I have cancer. Even writing it or saying it out loud seems so unlikely. Part of me naively thought that my family had had it’s fair share of cancer but of course, when it comes to cancer there is no fair.
When I first experienced symptoms, I honestly thought I just needed a good fart and all would be well. But what began as a tender tummy one relatively uneventful Wednesday afternoon was known to be cancer by the following Wednesday. Or, as the radiographer’s report put it so succinctly – a gynaecological malignancy, ovarian in nature.
It was so surreal at first I almost laughed. I was 33 years old, I’d graduated from uni in May, we’d booked our flights to travel to Europe in November/December and with Naomi having found work, financially we were looking pretty good. Of course now was the time I’d have cancer.
It was the 22nd June 2016 after a gastroscopy, colonoscopy and laparoscopy that I was given the diagnosis of appendix cancer, or to be specific, stage IV mucinous adenocarcinoma of appendiceal origin. The fact that all of those words are unknown to the spell check gives some indication of the rarity of this delightful disease. It had to be a rare one…
Prior to surgery, my colorectal surgeon pointed out the offending disease on my CT scan. Even though I knew it had spread through my abdomen it was more extensive than I expected. I asked the surgeon straight out what this sort of presentation was likely to be and he was honest – that typically it was cancer, it was just a matter of origin. He expected it would be ovarian, appendix or primary peritoneal.
When I originally Googled ovarian cancer, I was scared. It’s known as the silent killer for a reason – the stats aren’t particularly good. After my appointment with the colorectal surgeon I Googled appendix and primary peritoneal cancer. I almost hoped I had ovarian.
When the biopsy results came back and appendix cancer was confirmed, I’d had time to come around to the idea. Mostly I was frustrated that I had to have a rare cancer with shitty survival rates.
When I tell people I have appendix cancer, it’s a real conversation started. Medical practitioners of all varieties are intrigued because most have never come across it. Family and friends were in disbelief. Honestly, who would believe that an organ deemed to be almost useless could develop cancer?
I have learnt through all my research that appendix cancer is what killed Audrey Hepburn. When my partner found the meme below she looked at me and said “I don’t think they meant get appendix cancer”! I laughed.

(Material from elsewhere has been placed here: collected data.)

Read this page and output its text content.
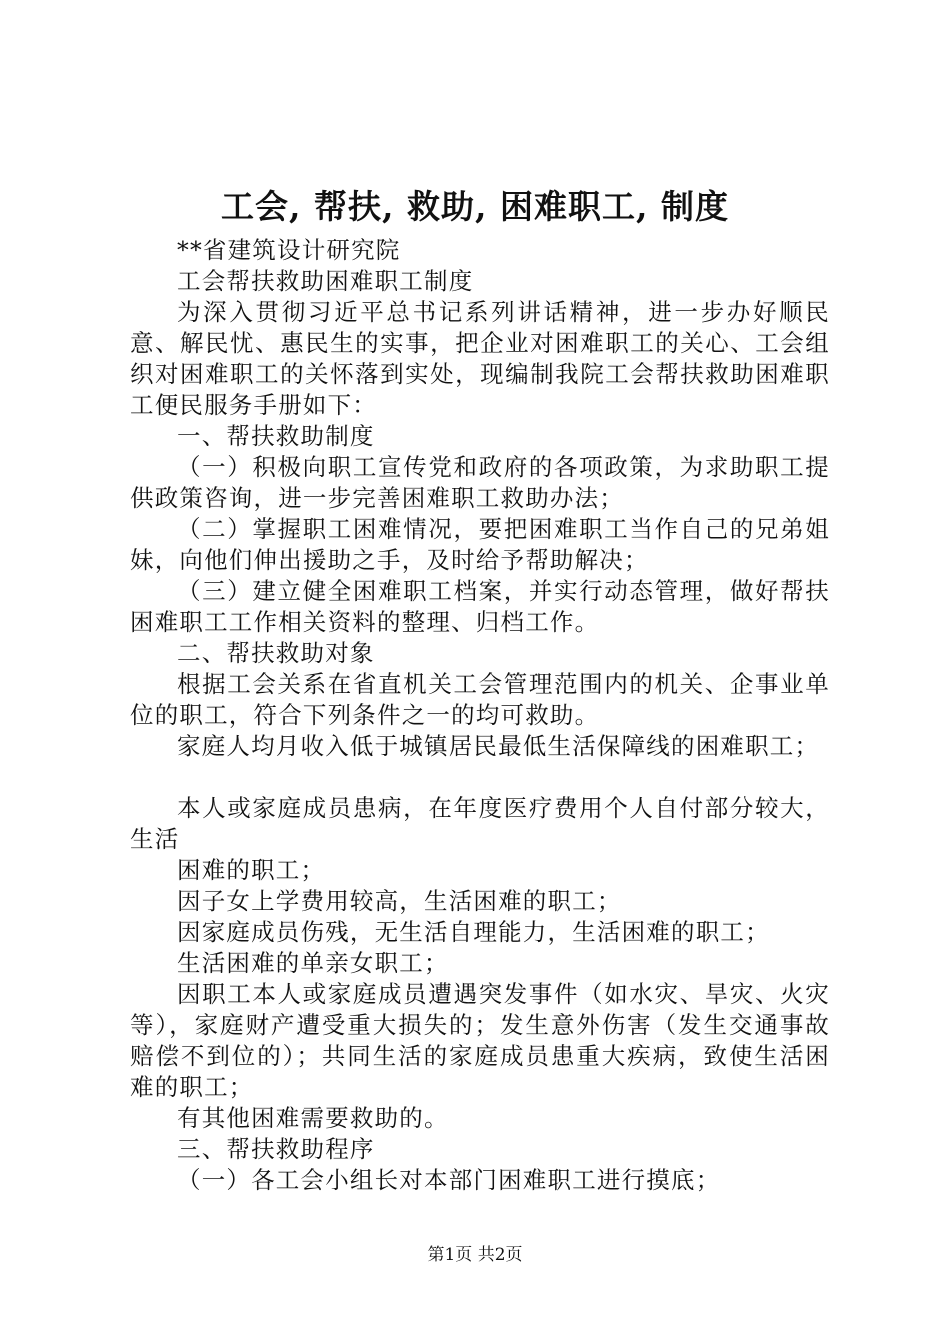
工会, 帮扶, 救助, 困难职工, 制度

**省建筑设计研究院

工会帮扶救助困难职工制度

为深入贯彻习近平总书记系列讲话精神，进一步办好顺民意、解民忧、惠民生的实事，把企业对困难职工的关心、工会组织对困难职工的关怀落到实处，现编制我院工会帮扶救助困难职工便民服务手册如下：

一、帮扶救助制度

（一）积极向职工宣传党和政府的各项政策，为求助职工提供政策咨询，进一步完善困难职工救助办法；

（二）掌握职工困难情况，要把困难职工当作自己的兄弟姐妹，向他们伸出援助之手，及时给予帮助解决；

（三）建立健全困难职工档案，并实行动态管理，做好帮扶困难职工工作相关资料的整理、归档工作。

二、帮扶救助对象

根据工会关系在省直机关工会管理范围内的机关、企事业单位的职工，符合下列条件之一的均可救助。

家庭人均月收入低于城镇居民最低生活保障线的困难职工；

本人或家庭成员患病，在年度医疗费用个人自付部分较大，生活

困难的职工；

因子女上学费用较高，生活困难的职工；

因家庭成员伤残，无生活自理能力，生活困难的职工；

生活困难的单亲女职工；

因职工本人或家庭成员遭遇突发事件（如水灾、旱灾、火灾等），家庭财产遭受重大损失的；发生意外伤害（发生交通事故赔偿不到位的）；共同生活的家庭成员患重大疾病，致使生活困难的职工；

有其他困难需要救助的。

三、帮扶救助程序

（一）各工会小组长对本部门困难职工进行摸底；

第1页 共2页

Although I’ve had to stop work for chemo treatment, our lives have never been busier. Planning family stuff around chemo side effects, attending last minute appointments in other cities, Naomi’s work, the little dude’s school and activities not to mention seeing family and friends.
Add to that the mental and emotional stress of the diagnosis – end of life planning, discussing your partners future without you in it, accepting that you’re unlikely to make old age.Some days we find ourselves tired from simply spending time in our own heads. Thankfully Naomi has a good sense of humour because that’s how I deal with these things – inappropriate humour. Like the night us and her cousin turned my funeral arrangements into a full blown production, but that’s a story for another time!
Despite the somewhat uncertain outlook, we’re trying to plan for our future. Surgery will be coming up as will more chemo. We’re hoping for the best but accepting of the reality.